Whether or not a provider falls into a category of “Medicaid Provider,” as defined by the OMIG, it is highly advisable for all providers to draft and implement a comprehensive compliance program for their practices. At minimum, these programs will ward off potential privacy breaches, detect and prevent improper billing, and educate and train employees in regulatory compliance. The reward will certainly outweigh any investment of time, money and personnel.
 

New York State Provider Compliance Programs: Office of the Medicaid Inspector General Regulations

On January 14, 2009, the New York State Office of the Medicaid Inspector General (“OMIG”) adopted regulations stating that New York State providers of care, services and supplies for which the Medicaid program constitutes a substantial portion of their business operations are required to adopt and implement effective compliance plans.

The OMIG defines “substantial portion” of business operations to mean any of the following:

  1. a person, provider or an affiliate of the provider claims or orders, or has claimed or has         ordered, or should be reasonably expected to claim or order at least $500,000 in a consecutive twelve-month period from the medical assistance program;
  2. a person, provider or an affiliate of the provider receives or has received, or should be reasonably expected to receive at least $500,000 in any consecutive twelve-month period directly or indirectly from the medical assistance program; or
  3. a person, provider or an affiliate of the provider who submits or has submitted claims for care, services, or supplies to the medical assistance program on behalf of another person or persons in the aggregate of at least $500,000 in a consecutive twelve-month period.

The OMIG regulations also state that the mandatory compliance programs shall be applicable to:

  • billings;
  • payments;
  • medical necessity and quality of care;
  • governance;
  • mandatory reporting;
  • credentialing; and
  • other risk areas that are or should with due diligence be identified by the provider.

The OMIG regulations are in line with previous compliance guidance offered by agencies such as the Department of Health and Human Services.

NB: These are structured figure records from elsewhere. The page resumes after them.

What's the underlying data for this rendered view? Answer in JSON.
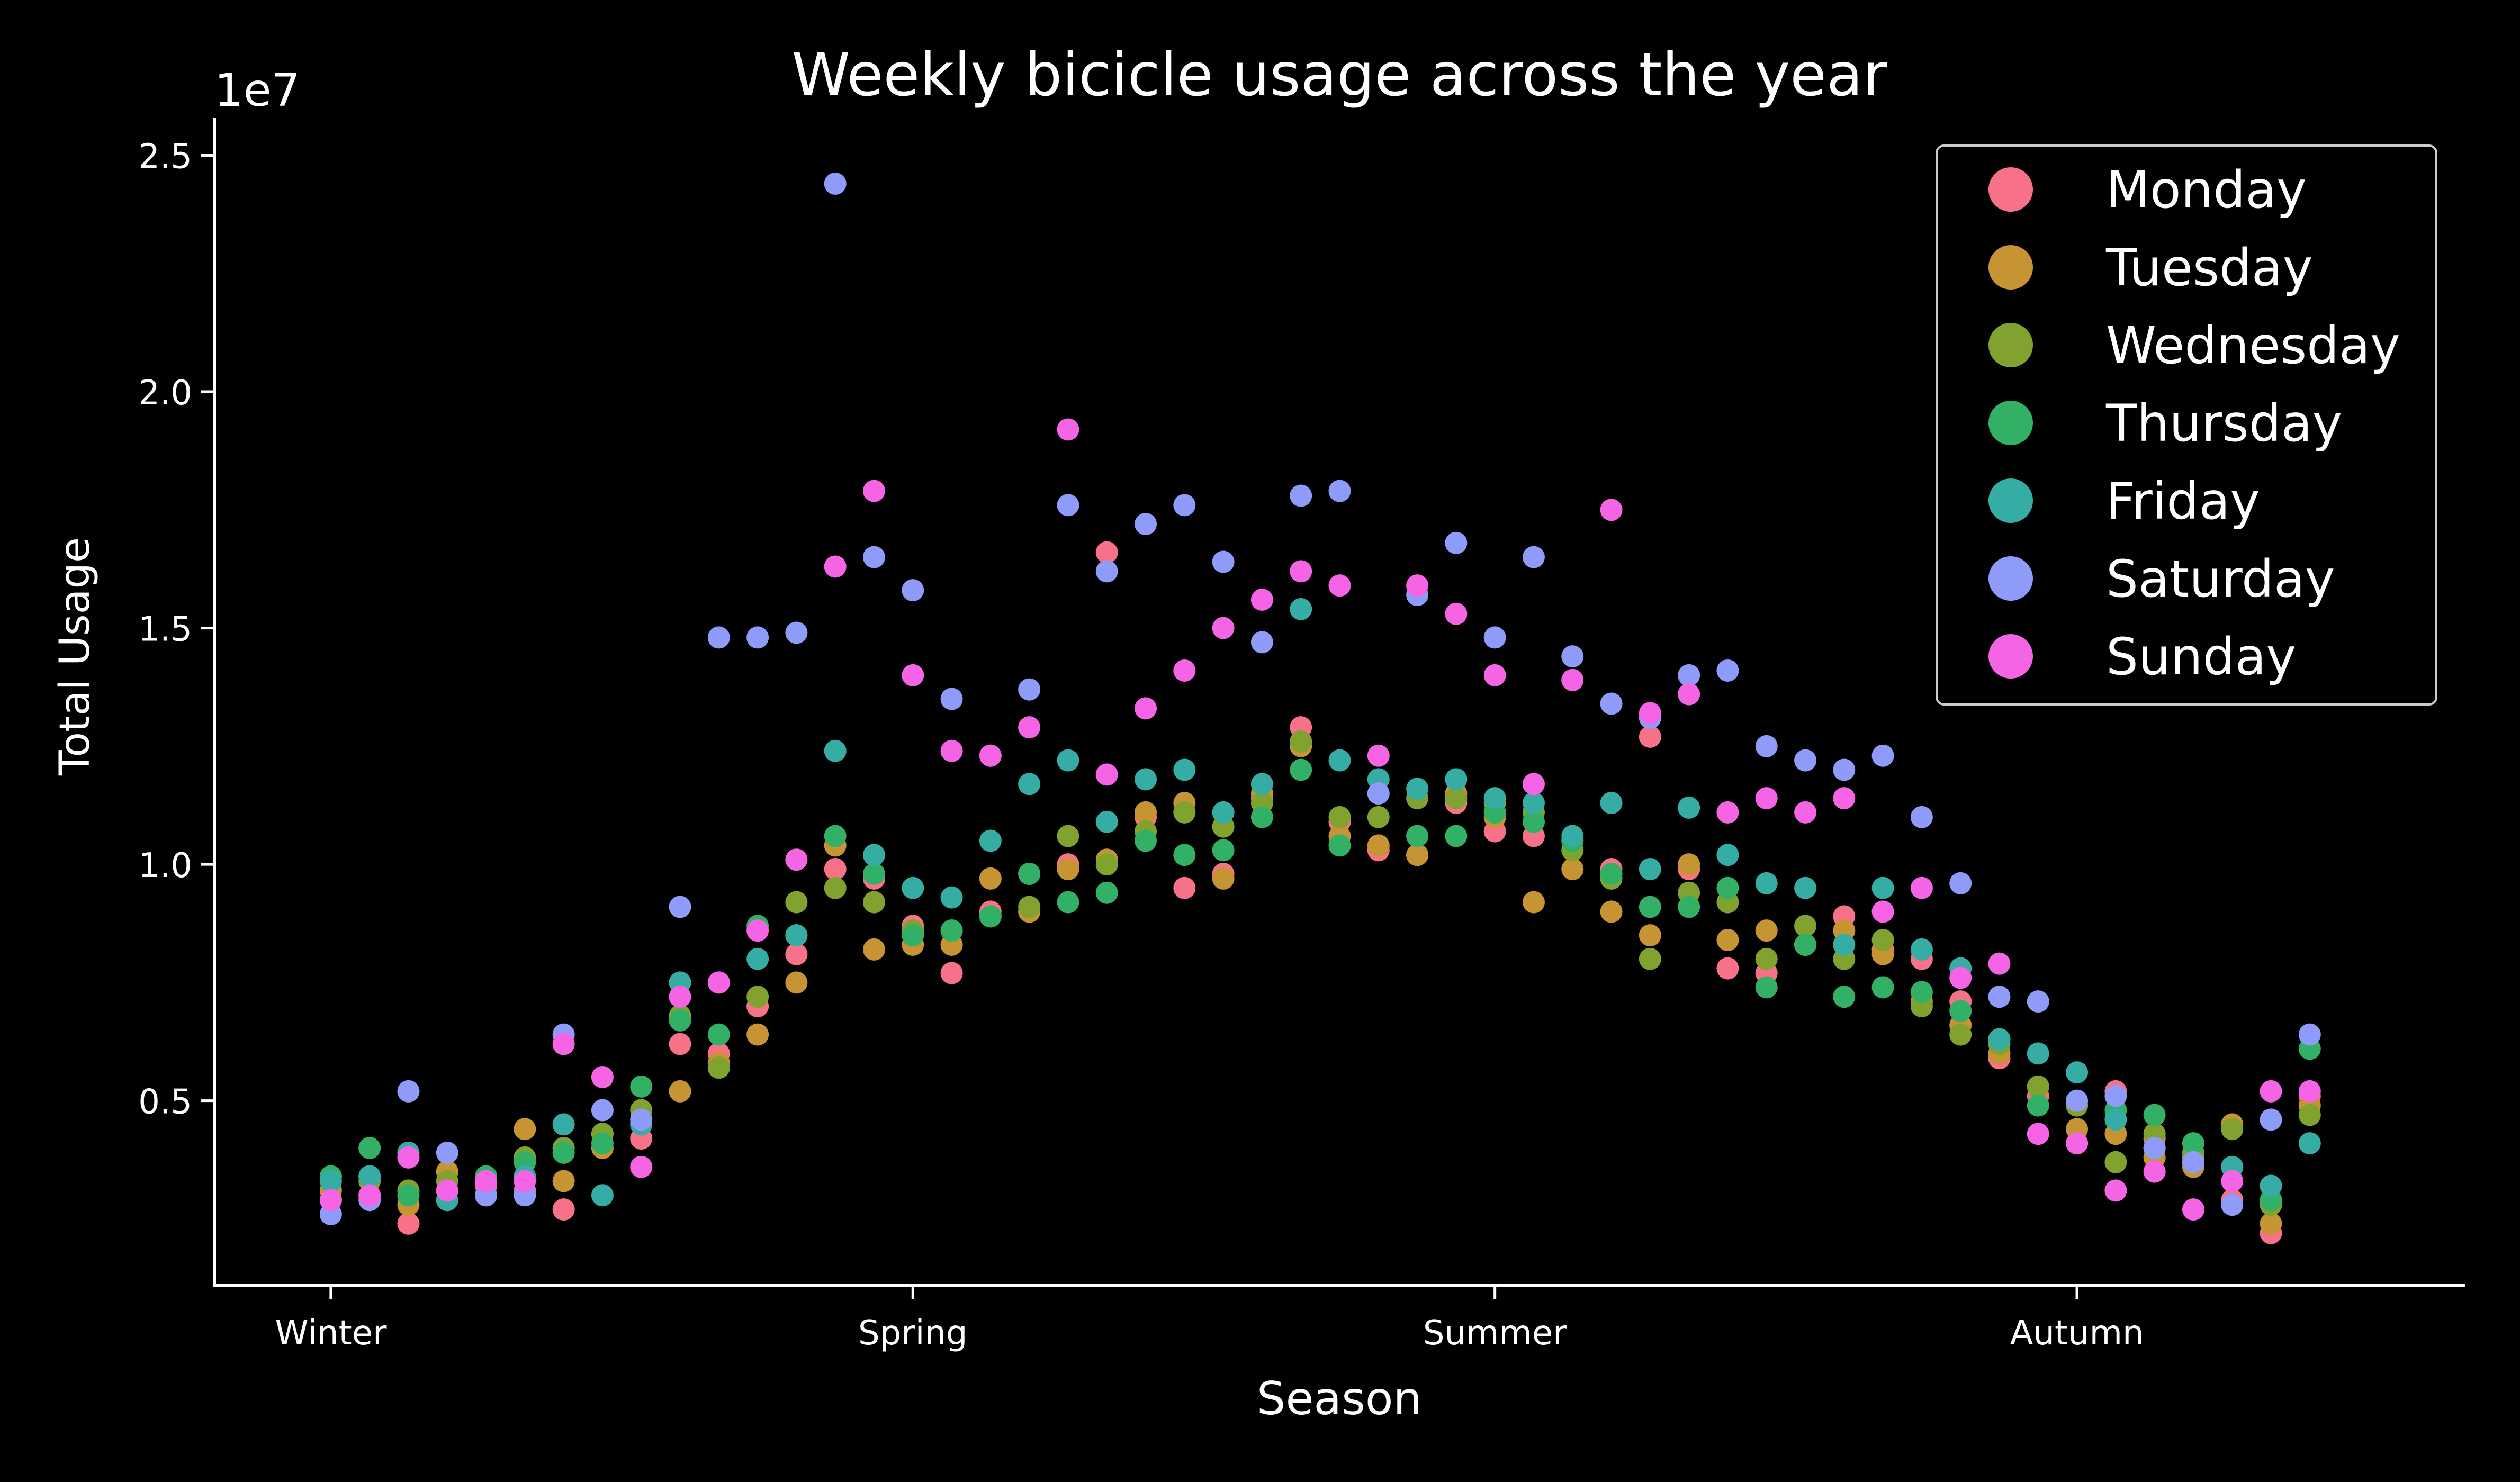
{
  "chart_data": {
    "type": "scatter",
    "title": "Weekly bicicle usage across the year",
    "xlabel": "Season",
    "ylabel": "Total Usage",
    "y_offset_label": "1e7",
    "xlim": [
      -3,
      55
    ],
    "ylim": [
      1100000,
      25800000
    ],
    "x_ticks": [
      {
        "value": 0,
        "label": "Winter"
      },
      {
        "value": 15,
        "label": "Spring"
      },
      {
        "value": 30,
        "label": "Summer"
      },
      {
        "value": 45,
        "label": "Autumn"
      }
    ],
    "y_ticks": [
      {
        "value": 5000000,
        "label": "0.5"
      },
      {
        "value": 10000000,
        "label": "1.0"
      },
      {
        "value": 15000000,
        "label": "1.5"
      },
      {
        "value": 20000000,
        "label": "2.0"
      },
      {
        "value": 25000000,
        "label": "2.5"
      }
    ],
    "grid": false,
    "legend_position": "top-right",
    "series": [
      {
        "name": "Monday",
        "color": "#f77189",
        "x": [
          0,
          1,
          2,
          3,
          4,
          5,
          6,
          7,
          8,
          9,
          10,
          11,
          12,
          13,
          14,
          15,
          16,
          17,
          18,
          19,
          20,
          21,
          22,
          23,
          24,
          25,
          26,
          27,
          28,
          29,
          30,
          31,
          32,
          33,
          34,
          35,
          36,
          37,
          38,
          39,
          40,
          41,
          42,
          43,
          44,
          45,
          46,
          47,
          48,
          49,
          50,
          51
        ],
        "values": [
          2900000,
          3000000,
          2400000,
          3100000,
          3200000,
          3100000,
          2700000,
          4300000,
          4200000,
          6200000,
          6000000,
          7000000,
          8100000,
          9900000,
          9700000,
          8700000,
          7700000,
          9000000,
          9800000,
          10000000,
          16600000,
          11000000,
          9500000,
          9800000,
          11400000,
          12900000,
          10900000,
          10300000,
          10200000,
          11300000,
          10700000,
          10600000,
          10500000,
          9900000,
          12700000,
          9900000,
          7800000,
          7700000,
          8300000,
          8900000,
          8200000,
          8000000,
          7100000,
          5900000,
          5100000,
          4900000,
          5200000,
          4200000,
          3800000,
          2900000,
          2200000,
          5100000
        ]
      },
      {
        "name": "Tuesday",
        "color": "#c69432",
        "x": [
          0,
          1,
          2,
          3,
          4,
          5,
          6,
          7,
          8,
          9,
          10,
          11,
          12,
          13,
          14,
          15,
          16,
          17,
          18,
          19,
          20,
          21,
          22,
          23,
          24,
          25,
          26,
          27,
          28,
          29,
          30,
          31,
          32,
          33,
          34,
          35,
          36,
          37,
          38,
          39,
          40,
          41,
          42,
          43,
          44,
          45,
          46,
          47,
          48,
          49,
          50,
          51
        ],
        "values": [
          3100000,
          3400000,
          2800000,
          3500000,
          3300000,
          4400000,
          3300000,
          4000000,
          4500000,
          5200000,
          5800000,
          6400000,
          7500000,
          10400000,
          8200000,
          8300000,
          8300000,
          9700000,
          9000000,
          9900000,
          10100000,
          11100000,
          11300000,
          9700000,
          11500000,
          12500000,
          10600000,
          10400000,
          10200000,
          11500000,
          11000000,
          9200000,
          9900000,
          9000000,
          8500000,
          10000000,
          8400000,
          8600000,
          8300000,
          8600000,
          8100000,
          7100000,
          6600000,
          6000000,
          5300000,
          4400000,
          4300000,
          3800000,
          3600000,
          4500000,
          2400000,
          4900000
        ]
      },
      {
        "name": "Wednesday",
        "color": "#82a230",
        "x": [
          0,
          1,
          2,
          3,
          4,
          5,
          6,
          7,
          8,
          9,
          10,
          11,
          12,
          13,
          14,
          15,
          16,
          17,
          18,
          19,
          20,
          21,
          22,
          23,
          24,
          25,
          26,
          27,
          28,
          29,
          30,
          31,
          32,
          33,
          34,
          35,
          36,
          37,
          38,
          39,
          40,
          41,
          42,
          43,
          44,
          45,
          46,
          47,
          48,
          49,
          50,
          51
        ],
        "values": [
          3400000,
          3300000,
          3100000,
          3300000,
          3300000,
          3800000,
          4000000,
          4300000,
          4800000,
          6800000,
          5700000,
          7200000,
          9200000,
          9500000,
          9200000,
          8600000,
          8600000,
          8900000,
          9100000,
          10600000,
          10000000,
          10700000,
          11100000,
          10800000,
          11300000,
          12600000,
          11000000,
          11000000,
          11400000,
          11400000,
          11300000,
          11100000,
          10300000,
          9700000,
          8000000,
          9400000,
          9200000,
          8000000,
          8700000,
          8000000,
          8400000,
          7000000,
          6400000,
          6200000,
          5300000,
          4900000,
          3700000,
          4300000,
          3900000,
          4400000,
          2800000,
          4700000
        ]
      },
      {
        "name": "Thursday",
        "color": "#32b166",
        "x": [
          0,
          1,
          2,
          3,
          4,
          5,
          6,
          7,
          8,
          9,
          10,
          11,
          12,
          13,
          14,
          15,
          16,
          17,
          18,
          19,
          20,
          21,
          22,
          23,
          24,
          25,
          26,
          27,
          28,
          29,
          30,
          31,
          32,
          33,
          34,
          35,
          36,
          37,
          38,
          39,
          40,
          41,
          42,
          43,
          44,
          45,
          46,
          47,
          48,
          49,
          50,
          51
        ],
        "values": [
          3400000,
          4000000,
          3000000,
          2900000,
          3400000,
          3700000,
          3900000,
          4100000,
          5300000,
          6700000,
          6400000,
          8700000,
          8500000,
          10600000,
          9800000,
          8500000,
          8600000,
          8900000,
          9800000,
          9200000,
          9400000,
          10500000,
          10200000,
          10300000,
          11000000,
          12000000,
          10400000,
          11500000,
          10600000,
          10600000,
          11100000,
          10900000,
          10500000,
          9800000,
          9100000,
          9100000,
          9500000,
          7400000,
          8300000,
          7200000,
          7400000,
          7300000,
          6900000,
          6300000,
          4900000,
          4100000,
          4800000,
          4700000,
          4100000,
          3600000,
          2900000,
          6100000
        ]
      },
      {
        "name": "Friday",
        "color": "#36ada4",
        "x": [
          0,
          1,
          2,
          3,
          4,
          5,
          6,
          7,
          8,
          9,
          10,
          11,
          12,
          13,
          14,
          15,
          16,
          17,
          18,
          19,
          20,
          21,
          22,
          23,
          24,
          25,
          26,
          27,
          28,
          29,
          30,
          31,
          32,
          33,
          34,
          35,
          36,
          37,
          38,
          39,
          40,
          41,
          42,
          43,
          44,
          45,
          46,
          47,
          48,
          49,
          50,
          51
        ],
        "values": [
          3300000,
          3400000,
          3900000,
          2900000,
          3000000,
          3400000,
          4500000,
          3000000,
          4500000,
          7500000,
          7500000,
          8000000,
          8500000,
          12400000,
          10200000,
          9500000,
          9300000,
          10500000,
          11700000,
          12200000,
          10900000,
          11800000,
          12000000,
          11100000,
          11700000,
          15400000,
          12200000,
          11800000,
          11600000,
          11800000,
          11400000,
          11300000,
          10600000,
          11300000,
          9900000,
          11200000,
          10200000,
          9600000,
          9500000,
          8300000,
          9500000,
          8200000,
          7800000,
          6300000,
          6000000,
          5600000,
          4600000,
          4000000,
          3700000,
          3600000,
          3200000,
          4100000
        ]
      },
      {
        "name": "Saturday",
        "color": "#8e9bf9",
        "x": [
          0,
          1,
          2,
          3,
          4,
          5,
          6,
          7,
          8,
          9,
          10,
          11,
          12,
          13,
          14,
          15,
          16,
          17,
          18,
          19,
          20,
          21,
          22,
          23,
          24,
          25,
          26,
          27,
          28,
          29,
          30,
          31,
          32,
          33,
          34,
          35,
          36,
          37,
          38,
          39,
          40,
          41,
          42,
          43,
          44,
          45,
          46,
          47,
          48,
          49,
          50,
          51
        ],
        "values": [
          2600000,
          2900000,
          5200000,
          3900000,
          3000000,
          3000000,
          6400000,
          4800000,
          4600000,
          9100000,
          14800000,
          14800000,
          14900000,
          24400000,
          16500000,
          15800000,
          13500000,
          12300000,
          13700000,
          17600000,
          16200000,
          17200000,
          17600000,
          16400000,
          14700000,
          17800000,
          17900000,
          11500000,
          15700000,
          16800000,
          14800000,
          16500000,
          14400000,
          13400000,
          13100000,
          14000000,
          14100000,
          12500000,
          12200000,
          12000000,
          12300000,
          11000000,
          9600000,
          7200000,
          7100000,
          5000000,
          5100000,
          4000000,
          3700000,
          2800000,
          4600000,
          6400000
        ]
      },
      {
        "name": "Sunday",
        "color": "#f564e4",
        "x": [
          0,
          1,
          2,
          3,
          4,
          5,
          6,
          7,
          8,
          9,
          10,
          11,
          12,
          13,
          14,
          15,
          16,
          17,
          18,
          19,
          20,
          21,
          22,
          23,
          24,
          25,
          26,
          27,
          28,
          29,
          30,
          31,
          32,
          33,
          34,
          35,
          36,
          37,
          38,
          39,
          40,
          41,
          42,
          43,
          44,
          45,
          46,
          47,
          48,
          49,
          50,
          51
        ],
        "values": [
          2900000,
          3000000,
          3800000,
          3100000,
          3300000,
          3300000,
          6200000,
          5500000,
          3600000,
          7200000,
          7500000,
          8600000,
          10100000,
          16300000,
          17900000,
          14000000,
          12400000,
          12300000,
          12900000,
          19200000,
          11900000,
          13300000,
          14100000,
          15000000,
          15600000,
          16200000,
          15900000,
          12300000,
          15900000,
          15300000,
          14000000,
          11700000,
          13900000,
          17500000,
          13200000,
          13600000,
          11100000,
          11400000,
          11100000,
          11400000,
          9000000,
          9500000,
          7600000,
          7900000,
          4300000,
          4100000,
          3100000,
          3500000,
          2700000,
          3300000,
          5200000,
          5200000
        ]
      }
    ]
  }
}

Specifically, the OMIG requires that required providers’ compliance programs shall include the following elements:

  1. written policies and procedures;
  2. designation of a compliance officer;
  3. training and education of all affected employees and persons associated with the provider;
  4. communication lines to the compliance officer;
  5. disciplinary policies to encourage good faith participation in the compliance program;
  6. a system of routine identification of compliance risk areas;
  7. a system for responding to compliance issues as they are raised; and
  8. a policy for non-intimidation and non-retaliation for good faith participation in the compliance program

In the future, the OMIG is expected to issue specific compliance program guidelines for certain types of required providers.

EHR Incentive Payments Contingent on "Meaningful Use" of EHR Software

The most common question posed by private medical practices concerning the incentive payments available under the American Recovery and Reinvestment Act ("ARRA") goes something along the lines of: "how do you actually get the money"? 

Well, as you can imagine, the government won't just mail you a check.  Non-hospital based providers will be eligible to receive up to $44,000.00 in bonus payments from Medicare, over an above the allowed Medicare charges.  The incentive payments will either be broken down into several partial payments throughout the calender year, or they will be paid in a lump sum; the technicalities are yet to be worked out.

However, in order to be eligible for the incentive payments, providers must make "meaningful use" of their EHR software.  “Meaningful use” is not specifically defined in the ARRA, but the ARRA does give the Secretary of Health and Human Services (HHS) advisory guidance regarding how to determine its meaning.

On April 29, 2009, the National Committee on Vital and Health Statistics, the key advisory panel to HHS on Health Information Technology, held a two-day hearing on "meaningful use" of EHR systems.  To date, no determination as to the definition of "meaningful use" has been made, but an HHS rulemaking determining its statutory definition is expected this year.